Agentic requests are stateful. Pass a session_id to keep state across requests; the response echoes it back. See Lifetime for eviction and TTL limits.

Terminal window
curl http://localhost:1234/v1/chat/completions \
-H "Content-Type: application/json" \
-d '{
"model": "default",
"messages": [{"role": "user", "content": "What is 2 to the 10th?"}],
"session_id": "user-42-chat-abc"
}'

The response body includes a top-level session_id field.

  • Explicit session_id on the request: direct lookup. An existing session continues; an unknown id starts a new session under that id.

  • No session_id: the server falls back to content matching. It matches the incoming messages against the user-visible message prefix of a stored session, subject to two conditions:

    • tool-role entries in stored history are skipped;
    • at least two incoming messages are required.

    On a match, that session and its id are reused; otherwise a fresh id is generated. Either way the id is returned in the response.

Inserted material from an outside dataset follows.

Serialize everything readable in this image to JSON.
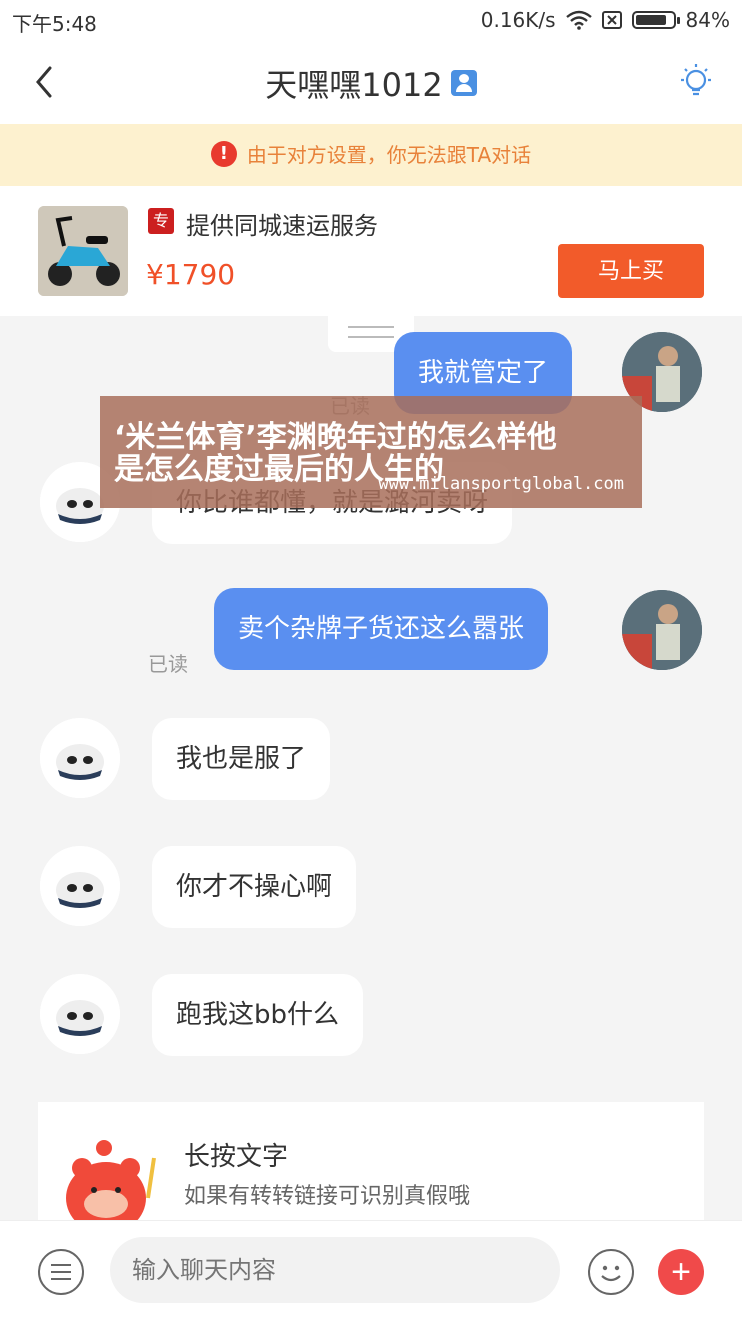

Content matching exists for clients that cannot pass session_id. When two clients send identical opening messages, it can route them to the same session; pass an explicit session_id in correctness-sensitive deployments.

A session holds:

  • the full message history, including tool-call records and synthesized tool messages;
  • multimodal payloads from earlier turns;
  • a handle to the Python code-execution subprocess, if any.

On match, stored history is spliced into the request so that editing a previous turn works while tool-call history is retained; the algorithm is documented in session memory internals.

Terminal window
# Export (404 if the session does not exist)
curl http://localhost:1234/v1/sessions/user-42-chat-abc
# Import or replace: body is a SerializedSession from a previous GET
curl -X PUT http://localhost:1234/v1/sessions/user-42-chat-abc \
-H "Content-Type: application/json" \
-d @saved-session.json
# Delete (idempotent: 200 whether or not the session existed)
curl -X DELETE http://localhost:1234/v1/sessions/user-42-chat-abc

PUT replaces any existing session with the same id and returns 400 for an invalid payload.

  • Idle expiry: 30 minutes of inactivity.
  • Capacity: 128-session cap with LRU eviction.
  • Server restart: full loss unless exported and re-imported.

Sessions with code execution hold a Python subprocess. The subprocess is not part of the exportable state: after import on another server, a fresh subprocess starts on the next code execution call. Variables and imports from the original interpreter are gone, but message and tool history carry over.